Batman has comics’ most famed Rogue’s Gallery. But ol’ Webhead ain’t no slouch – his dedicated Spider-Villains may be the second-best-known set of mighty miscreants.

Of course, this can lead to chronic Too-Many-Villainitis. Indeed, the new “Amazing Spider-Man 2” features the Rhino (Paul Giamatti), Electro (Jamie Foxx), and the rebooted return of the biggest Spider-Baddie of all, the Green Goblin (Dane DeHaan).

Here’s a recap of Spider-Man’s onscreen adversaries.

The Green Goblin

As any Spider-Fan will tell you, he is the man. Or the men. Or the women. The Halloweeny, armed-to-the-teeth Goblin has enjoyed numerous manifestations over the years, starting with crazy industrialist Norman Osborn, then his neglected son Harry, then at least three others. He has also spawned a cottage industry of Goblin affiliates, including the Hobgoblin and the Goblinettes.

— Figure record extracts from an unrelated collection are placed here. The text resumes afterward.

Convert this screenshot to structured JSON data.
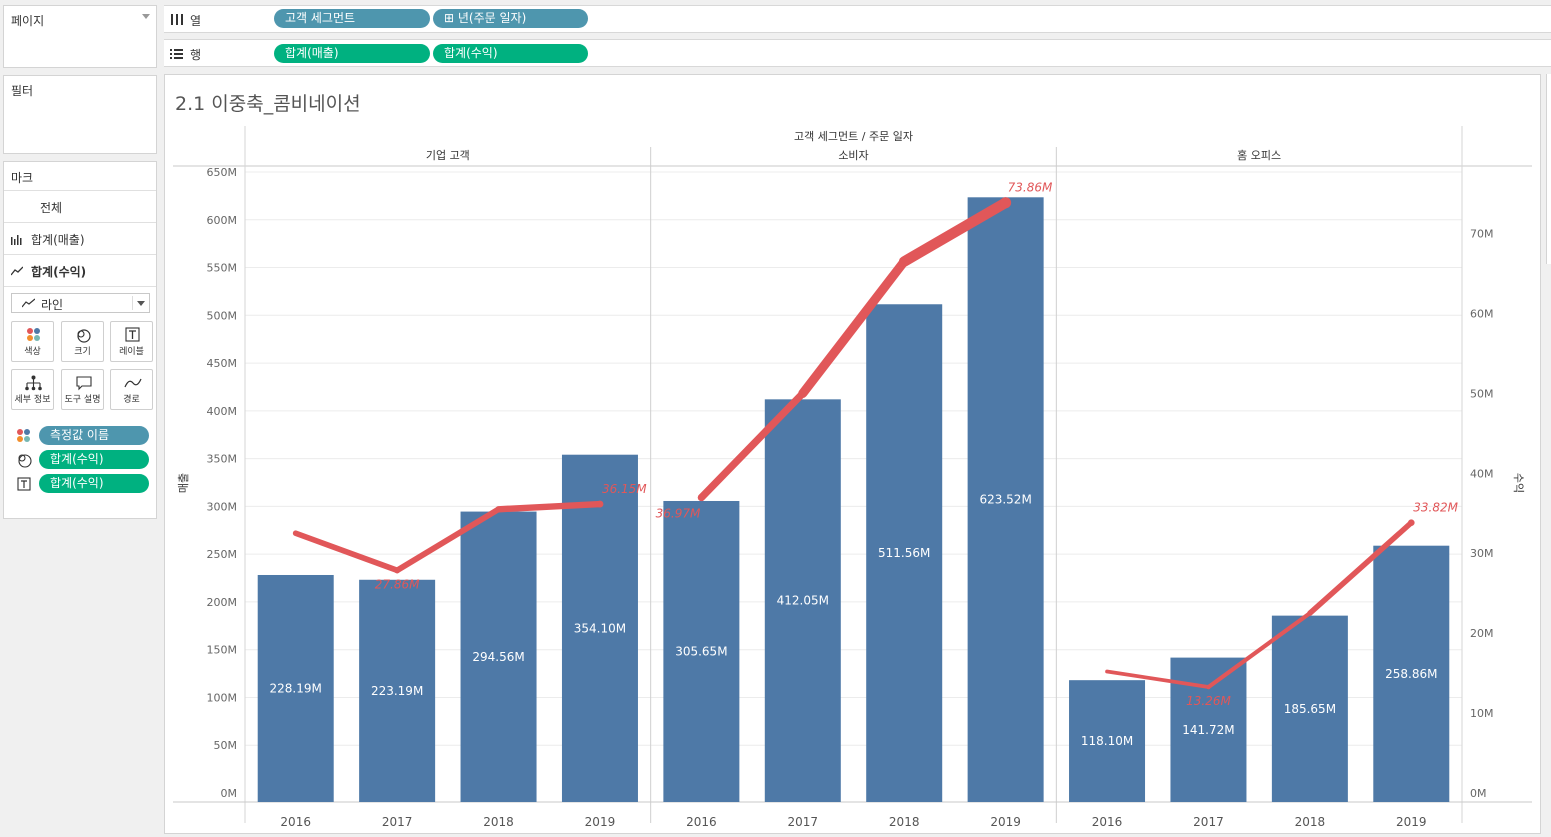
{
  "pages_card": {
    "title": "페이지"
  },
  "filters_card": {
    "title": "필터"
  },
  "shelves": {
    "columns": {
      "label": "열",
      "pills": [
        "고객 세그먼트",
        "⊞ 년(주문 일자)"
      ]
    },
    "rows": {
      "label": "행",
      "pills": [
        "합계(매출)",
        "합계(수익)"
      ]
    }
  },
  "marks_card": {
    "title": "마크",
    "all": "전체",
    "sales": "합계(매출)",
    "profit": "합계(수익)",
    "mark_type": "라인",
    "buttons": [
      "색상",
      "크기",
      "레이블",
      "세부 정보",
      "도구 설명",
      "경로"
    ],
    "legend": [
      "측정값 이름",
      "합계(수익)",
      "합계(수익)"
    ]
  },
  "sheet": {
    "title": "2.1 이중축_콤비네이션",
    "header": "고객 세그먼트 / 주문 일자",
    "left_axis_title": "매출",
    "right_axis_title": "수익"
  },
  "colors": {
    "bar": "#4e79a7",
    "line": "#e15759",
    "pill_blue": "#4e96ae",
    "pill_green": "#00b180"
  },
  "icons": [
    "columns-icon",
    "rows-icon",
    "bar-icon",
    "line-icon",
    "color-icon",
    "size-icon",
    "label-icon",
    "detail-icon",
    "tooltip-icon",
    "path-icon"
  ],
  "chart_data": {
    "type": "bar",
    "panes": [
      "기업 고객",
      "소비자",
      "홈 오피스"
    ],
    "years": [
      "2016",
      "2017",
      "2018",
      "2019"
    ],
    "y_ticks": [
      "0M",
      "50M",
      "100M",
      "150M",
      "200M",
      "250M",
      "300M",
      "350M",
      "400M",
      "450M",
      "500M",
      "550M",
      "600M",
      "650M"
    ],
    "y2_ticks": [
      "0M",
      "10M",
      "20M",
      "30M",
      "40M",
      "50M",
      "60M",
      "70M"
    ],
    "ylim": [
      0,
      650
    ],
    "y2lim": [
      0,
      77.7
    ],
    "sales": [
      [
        228.19,
        223.19,
        294.56,
        354.1
      ],
      [
        305.65,
        412.05,
        511.56,
        623.52
      ],
      [
        118.1,
        141.72,
        185.65,
        258.86
      ]
    ],
    "sales_labels": [
      [
        "228.19M",
        "223.19M",
        "294.56M",
        "354.10M"
      ],
      [
        "305.65M",
        "412.05M",
        "511.56M",
        "623.52M"
      ],
      [
        "118.10M",
        "141.72M",
        "185.65M",
        "258.86M"
      ]
    ],
    "profit": [
      [
        32.5,
        27.86,
        35.5,
        36.15
      ],
      [
        36.97,
        50.0,
        66.5,
        73.86
      ],
      [
        15.2,
        13.26,
        22.5,
        33.82
      ]
    ],
    "profit_labels": [
      [
        null,
        "27.86M",
        null,
        "36.15M"
      ],
      [
        "36.97M",
        null,
        null,
        "73.86M"
      ],
      [
        null,
        "13.26M",
        null,
        "33.82M"
      ]
    ]
  }
}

Movie fans will remember Willem Dafoe’s wacko portrayal in the 2002 “Spider-Man”: “I’m good.” “You’re bad.” “Shut up.” “No, you shut up.” In the new film, DeHaan of “Chronicle” takes up the badness as Harry.


For years, Electro was the sneering crook in a hilarious yellow-and-green, bolt-themed jumpsuit who, frankly, wasted some pretty awesome powers on basic thievery. He powered the Frightful Four and the Sinister Six. In the new film, not much beyond the original’s name (Max Dillon) and a variant of his occupation as an electrical engineer has been retained. The new, blue Electro reads as a hybrid of both Dr. Frankenstein and his creature. Enough attention has been paid to deeper character motivation to draw the Oscar-winning Foxx.

The Rhino

Another super-soldier variant, an Eastern-Bloc thug blasted with what we’ll call “MacGuffin Rays” to become really, really strong and stuff. He wears a rhinoceros suit made of a super-polymer they should have called “Rhinoplastic.” In the movie, he’ll apparently get a less-awesome but more-bulky Iron Man-ish suit of armor. Giamatti has said that Rhino is his favorite Marvel character, which is kind of like saying Ernie Riles is your favorite San Francisco Giant.

The Lizard

Nice-guy scientist Dr. Curt Connors tried to reboot a lost limb, creating a formula based on reptilian DNA that – surprise – turned him into a leapin’ lizard man. Just think of how freaking cool it is for kids to read a comic with a misanthropic reptile in a lab coat. Dylan Baker apparently grew a movable quadrate bone for the role in “The Amazing Spider-Man,” but, sadly, shed the coat.

Dr. Octopus

Who would win in a fight between Dr. Octopus and Hydra? Dr. Otto Octavius, who was apparently named by the Bureau of Foreshadowing, is another in a long line of anti-Spidey mad scientists. Doc Ock was an unpleasant guy whose brilliant invention of a harness with four robotic tentacles became fused to him in a nuclear accident and controlled by his nuke-mutated brain. In “Spider-Man 2’s” movie-softened version, he was a great guy who just happened to go through the same accident-turns-good-guy-bad process that produced the first movie’s Green Goblin.


One of the most popular of the bunch, an alien symbiote costume that turned Spider-Man into Super-Spider-Man. Then Spidey found it was kind of eating his soul, which in “Spider-Man 3” caused him to participate in a dance number. So he dumped it and, of course, a creature impervious to such harm because of the lack of said soul – a journalist – picked it up and became the unfriendly neighborhood Spider-Man.


A petty crook who came into contact with irradiated sand and gained the power to turn himself into sand and pebbles. He can be defeated by his natural enemy, a bucket of water. Really, the best thing about him is his real (fake) name, Flint Marko.